When I visited Brazil I was welcomed as a celebrity because I was an American.  Children ran through the streets and people crowded in the windows to see someone from the United States. When I served briefly as pastor of an English speaking church in Nuremburg Germany older Germans often expressed their gratitude for GIs who helped them rebuild their nation.  We thought of ourselves as a generous and welcoming nation, blessed by God to bless the nations of the world.

But all of that seems to be changing.  We are well down the road of putting “America first.”  The question is no longer, what is best for mankind, for the world and for posterity, but what is best for us.  The MAGA has transitioned into a “me first” mentality.

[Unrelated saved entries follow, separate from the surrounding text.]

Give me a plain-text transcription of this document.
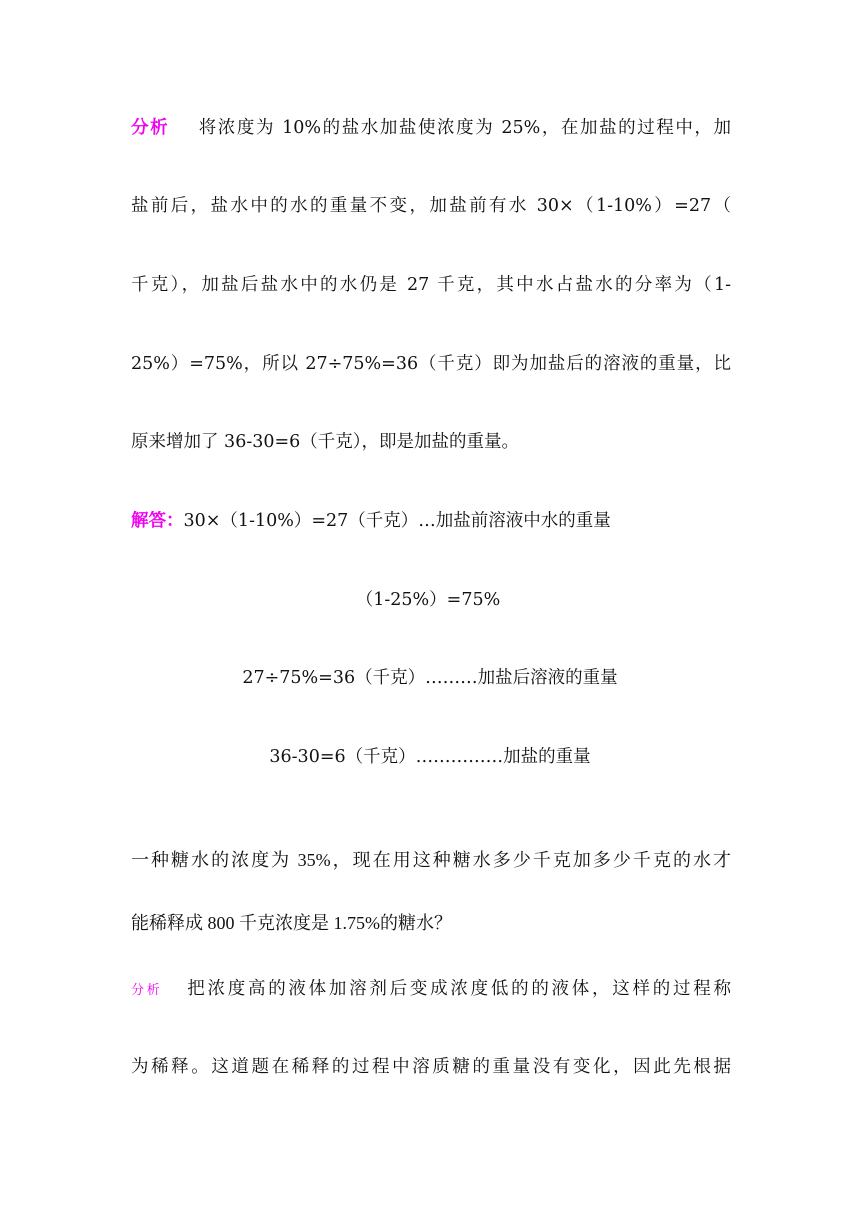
分析 将浓度为 10%的盐水加盐使浓度为 25%，在加盐的过程中，加
盐前后，盐水中的水的重量不变，加盐前有水 30×（1-10%）=27（
千克），加盐后盐水中的水仍是 27 千克，其中水占盐水的分率为（1-
25%）=75%，所以 27÷75%=36（千克）即为加盐后的溶液的重量，比
原来增加了 36-30=6（千克），即是加盐的重量。
解答：30×（1-10%）=27（千克）…加盐前溶液中水的重量
（1-25%）=75%
27÷75%=36（千克）………加盐后溶液的重量
36-30=6（千克）……………加盐的重量
一种糖水的浓度为 35%，现在用这种糖水多少千克加多少千克的水才
能稀释成 800 千克浓度是 1.75%的糖水？
分析 把浓度高的液体加溶剂后变成浓度低的的液体，这样的过程称
为稀释。这道题在稀释的过程中溶质糖的重量没有变化，因此先根据
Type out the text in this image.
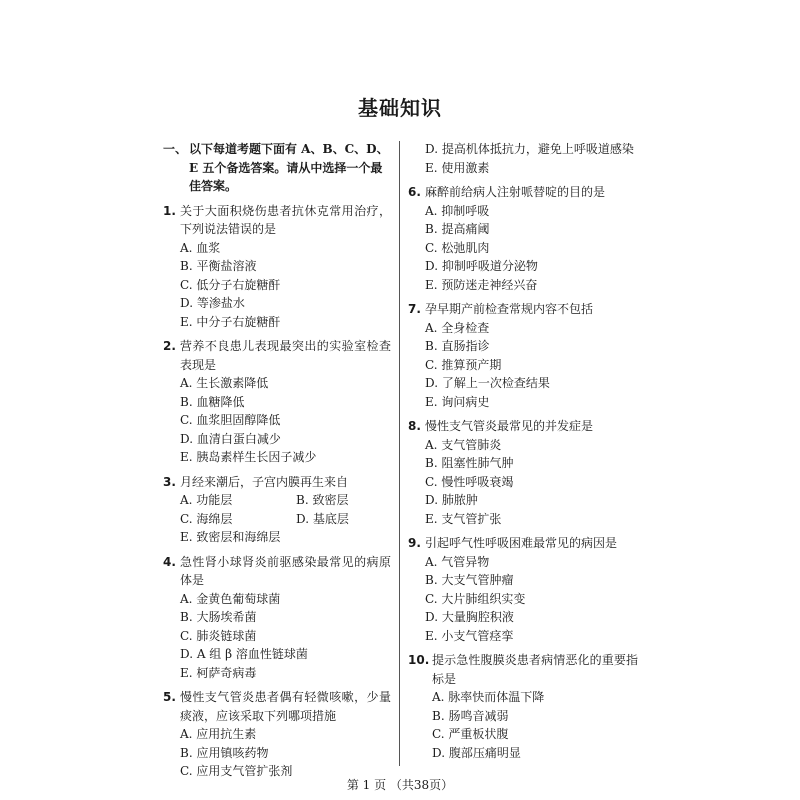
基础知识
一、 以下每道考题下面有 A、B、C、D、E 五个备选答案。请从中选择一个最佳答案。
1. 关于大面积烧伤患者抗休克常用治疗，下列说法错误的是
A. 血浆
B. 平衡盐溶液
C. 低分子右旋糖酐
D. 等渗盐水
E. 中分子右旋糖酐
2. 营养不良患儿表现最突出的实验室检查表现是
A. 生长激素降低
B. 血糖降低
C. 血浆胆固醇降低
D. 血清白蛋白减少
E. 胰岛素样生长因子减少
3. 月经来潮后，子宫内膜再生来自
A. 功能层	B. 致密层
C. 海绵层	D. 基底层
E. 致密层和海绵层
4. 急性肾小球肾炎前驱感染最常见的病原体是
A. 金黄色葡萄球菌
B. 大肠埃希菌
C. 肺炎链球菌
D. A 组 β 溶血性链球菌
E. 柯萨奇病毒
5. 慢性支气管炎患者偶有轻微咳嗽，少量痰液，应该采取下列哪项措施
A. 应用抗生素
B. 应用镇咳药物
C. 应用支气管扩张剂
D. 提高机体抵抗力，避免上呼吸道感染
E. 使用激素
6. 麻醉前给病人注射哌替啶的目的是
A. 抑制呼吸
B. 提高痛阈
C. 松弛肌肉
D. 抑制呼吸道分泌物
E. 预防迷走神经兴奋
7. 孕早期产前检查常规内容不包括
A. 全身检查
B. 直肠指诊
C. 推算预产期
D. 了解上一次检查结果
E. 询问病史
8. 慢性支气管炎最常见的并发症是
A. 支气管肺炎
B. 阻塞性肺气肿
C. 慢性呼吸衰竭
D. 肺脓肿
E. 支气管扩张
9. 引起呼气性呼吸困难最常见的病因是
A. 气管异物
B. 大支气管肿瘤
C. 大片肺组织实变
D. 大量胸腔积液
E. 小支气管痉挛
10. 提示急性腹膜炎患者病情恶化的重要指标是
A. 脉率快而体温下降
B. 肠鸣音减弱
C. 严重板状腹
D. 腹部压痛明显
第 1 页 （共38页）
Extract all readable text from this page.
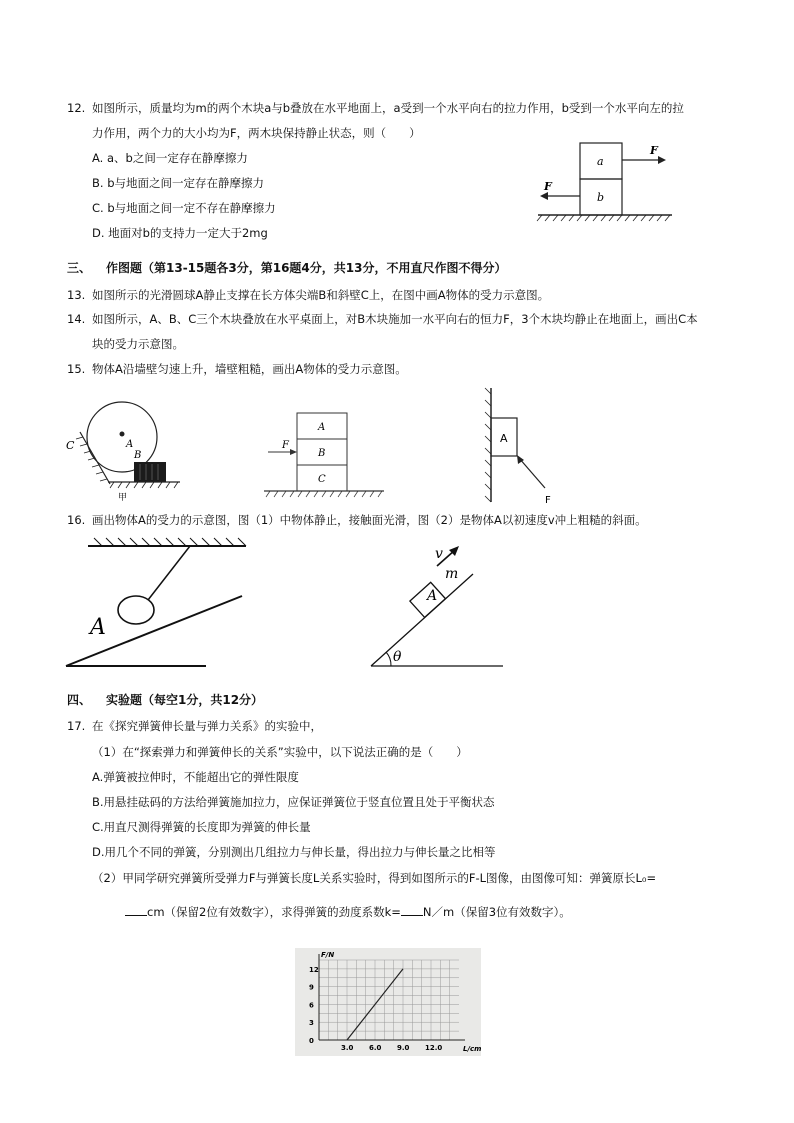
12. 如图所示，质量均为m的两个木块a与b叠放在水平地面上，a受到一个水平向右的拉力作用，b受到一个水平向左的拉
力作用，两个力的大小均为F，两木块保持静止状态，则（　　）
A. a、b之间一定存在静摩擦力
B. b与地面之间一定存在静摩擦力
C. b与地面之间一定不存在静摩擦力
D. 地面对b的支持力一定大于2mg
a
b
F
F
三、 作图题（第13-15题各3分，第16题4分，共13分，不用直尺作图不得分）
13. 如图所示的光滑圆球A静止支撑在长方体尖端B和斜壁C上，在图中画A物体的受力示意图。
14. 如图所示，A、B、C三个木块叠放在水平桌面上，对B木块施加一水平向右的恒力F，3个木块均静止在地面上，画出C本
块的受力示意图。
15. 物体A沿墙壁匀速上升，墙壁粗糙，画出A物体的受力示意图。
A
C
B
甲
A
B
C
F
A
F
16. 画出物体A的受力的示意图，图（1）中物体静止，接触面光滑，图（2）是物体A以初速度v冲上粗糙的斜面。
A
θ
A
m
v
四、 实验题（每空1分，共12分）
17. 在《探究弹簧伸长量与弹力关系》的实验中，
（1）在“探索弹力和弹簧伸长的关系”实验中，以下说法正确的是（　　）
A.弹簧被拉伸时，不能超出它的弹性限度
B.用悬挂砝码的方法给弹簧施加拉力，应保证弹簧位于竖直位置且处于平衡状态
C.用直尺测得弹簧的长度即为弹簧的伸长量
D.用几个不同的弹簧，分别测出几组拉力与伸长量，得出拉力与伸长量之比相等
（2）甲同学研究弹簧所受弹力F与弹簧长度L关系实验时，得到如图所示的F-L图像，由图像可知：弹簧原长L₀=
cm（保留2位有效数字），求得弹簧的劲度系数k= N／m（保留3位有效数字）。
L/cm
F/N
3.0 6.0 9.0 12.0
0
3
6
9
12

Instead of asking, how can we help out neighbor nations fight the gang violence and corruption that causes families to flee to our borders, we ask only, “how can we keep these people out?” Children are torn from the arms of their desperate parents as punishment for seeking a safe asylum in the United States.  In our efforts to “make American great again” we seem to be losing the values that made America great in the first place.

Our movies, our media and our politics portray us as a covetous people.  We seem to have adopted Gordon Gekko’s maxim that “greed is good.”  We have turned a deaf ear to the tenth commandment: “You shall not covet.” (Exodus 20:17).

The Apostle Paul confessed that this commandment was his undoing. “I would not have known what coveting really was if the law had not said, ‘You shall not covet.’  But sin, seizing the opportunity afforded by the commandment, produced in me every kind of coveting.’” Romans 7:7-8).

When we start down this self-centered path we sow the seeds of future calamity in our communities, our nation and the world. “What causes fights and quarrels among you? Don’t they come from your desires that battle within you? You desire but do not have, so you kill. You covet, but you cannot get what you want, so you quarrel and fight.” (James 4:1-2).

Paul’s conclusion is applicable for all of us: “The commandments, ‘You shall not commit adultery,” “You shall not murder,” You shall not steal, “You shall not covet,” and whatever other command there may be, are summed up in this one command, ‘You shall love your neighbor as yourself.’” (Romans 13:9).